Profissionais das Escolas Técnicas Estaduais (Etecs) e das Faculdades de Tecnologia do Estado de São Paulo (Fatecs) entraram em greve nesta terça-feira (17). A mobilização contra a minuta do Novo Plano de Carreira., organizada pelo Sindicato dos Trabalhadores do Centro Paula Souza (Sinteps), se concentra no auditório José Bonifácio da Assembleia Legislativa do Estado de São Paulo (Alesp), na cidade de São Paulo. Segundo o Centro Paula Souza, responsável pelas unidades de ensino, apenas 10% dos servidores aderiu à paralisação que, de acordo com a categoria, pode se estender por mais dias dependendo das tratativas. 

Felipe Chadi, secretário geral do Sinteps, afirma que o Centro Paula Souza prometeu, desde 2019, uma revisão no plano de carreira de todos os funcionários da instituição, mas que o processo tem se estendido. “A instituição já apresentou uma minuta de revisão, que foi encaminhado para a secretaria de governo, revisada e devolvida. Logo no começo desse ano fizemos apontamentos para melhorias no texto. Têm muitas coisas que como estão a categoria não concorda. O sindicato fez uma leitura crítica de que existem muitos prejuízos em alguns pontos. Existe um consenso geral de que a carreira atual precisa de melhorias, precisa de uma revisão”, explica Chadi.

Segundo o sindicato, o modelo, que atualmente tramita, é prejudicial para os trabalhadores. De acordo com a entidade, a proposta substitui o atual modelo salarial para remuneração por subsídio, que elimina os pagamentos de quinquênios (adicional concedido a cada cinco anos), e sexta-parte (adicional por tempo de serviço). “Queremos a manutenção da remuneração por salário, com a preservação dos adicionais e estrutura que permita valorização progressiva ao longo da carreira”, alega a categoria. 
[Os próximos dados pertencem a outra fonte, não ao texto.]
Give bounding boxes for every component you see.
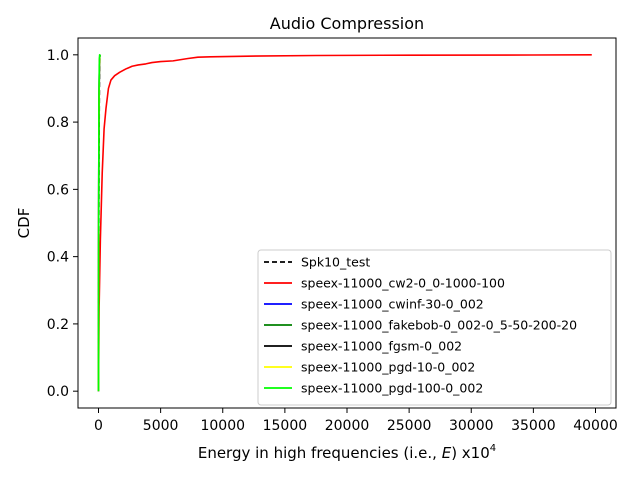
legend-entry-label: speex-11000_fgsm-0_002: [301, 339, 462, 354]
x-tick-label: 15000: [263, 418, 308, 434]
x-tick-label: 40000: [573, 418, 618, 434]
y-tick-label: 0.8: [47, 115, 69, 131]
y-tick-label: 0.2: [47, 317, 69, 333]
x-tick-label: 10000: [200, 418, 245, 434]
legend-box: [257, 249, 612, 406]
x-axis-ticks: 0 5000 10000 15000 20000 25000 30000 35000 40000: [94, 408, 618, 434]
x-tick-label: 25000: [387, 418, 432, 434]
legend-entry-label: speex-11000_fakebob-0_002-0_5-50-200-20: [301, 318, 577, 333]
y-tick-label: 0.4: [47, 250, 69, 266]
legend-entry-label: speex-11000_pgd-10-0_002: [301, 360, 475, 375]
legend-entry-label: speex-11000_cwinf-30-0_002: [301, 297, 484, 312]
x-axis-title-exponent: 4: [490, 443, 496, 454]
x-axis-title-suffix: ) x10: [451, 444, 490, 462]
y-tick-label: 1.0: [47, 48, 69, 64]
legend-entry-label: speex-11000_pgd-100-0_002: [301, 381, 483, 396]
x-axis-title-variable: E: [442, 444, 452, 462]
x-axis-title-prefix: Energy in high frequencies (i.e.,: [198, 444, 442, 462]
x-axis-title: Energy in high frequencies (i.e., E) x10…: [198, 443, 496, 462]
x-tick-label: 30000: [449, 418, 494, 434]
y-tick-label: 0.6: [47, 182, 69, 198]
y-tick-label: 0.0: [47, 384, 69, 400]
y-axis-ticks: 0.0 0.2 0.4 0.6 0.8 1.0: [47, 48, 78, 400]
series-lines: [97, 54, 592, 392]
x-tick-label: 0: [94, 418, 103, 434]
x-tick-label: 35000: [511, 418, 556, 434]
legend: Spk10_test speex-11000_cw2-0_0-1000-100sp…: [257, 249, 612, 406]
y-axis-title: CDF: [15, 208, 33, 239]
legend-entry-label: speex-11000_cw2-0_0-1000-100: [301, 276, 505, 291]
x-tick-label: 5000: [143, 418, 179, 434]
series-line-7: [97, 54, 101, 392]
chart-title: Audio Compression: [270, 14, 424, 33]
legend-entry-label: Spk10_test: [301, 255, 370, 270]
x-tick-label: 20000: [325, 418, 370, 434]
series-line-2: [97, 54, 592, 392]
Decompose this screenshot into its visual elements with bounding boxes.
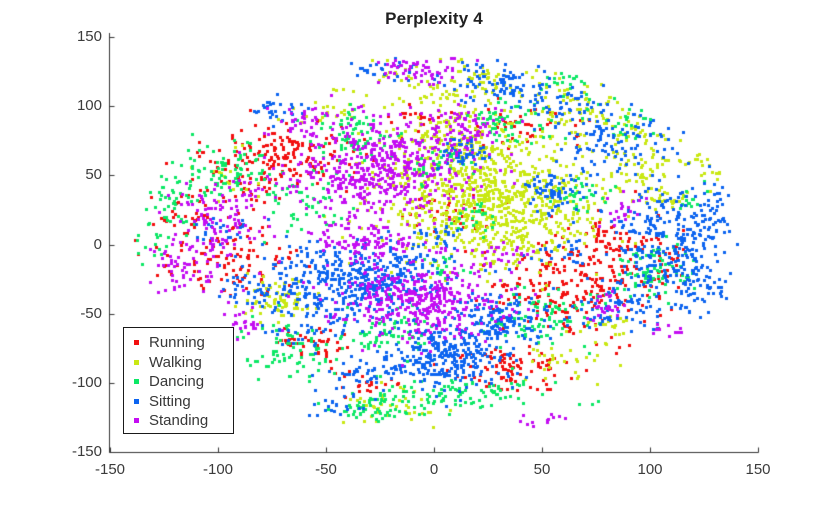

Além disso, o sindicato reivindica mudanças na escala de trabalho, com jornadas de 36 horas semanais, sem redução salarial para os técnicos administrativos e regimes organizados em 36h, 24h e 12h para o corpo docente. A minuta, de acordo com a entidade, prevê ainda a extinção de cargos de nível médio, como agentes técnico-administrativos e outros segmentos administrativos, o que, segundo a categoria, poderia ocasionar a possível terceirização dessas funções.

Chadi afirma que existe uma alta rotatividade de funcionários na instituição devido ao atual plano de carreira. “Tem uma certa necessidade de os trabalhadores terem essas repostas atendidas. Quando esse projeto vem? De que forma ele vem? Não queremos uma reforma administrativa que tire os direitos dos trabalhadores”, finalizou o secretário do Sinteps.

O que diz o Centro Paula Souza?

A redação do Mogi News entrou em contato com o Centro Paula Souza que, em nota, afirma que apenas 10% dos servidores aderiram a paralisação convocada pelo sindicato. Não foi informado o número de estudantes  impactados pela mobilização.

Em relação a proposta do Plano de Carreira, a instituição afirma que o modelo foi construído em conjunto com a comunidade acadêmica, "passando por ampla discussão, incluindo reuniões da presidência com representantes de docentes das Etecs, Fatec e servidores administrativos. Além de prazo para que as unidades contribuíssem com sugestões", finaliza a nota.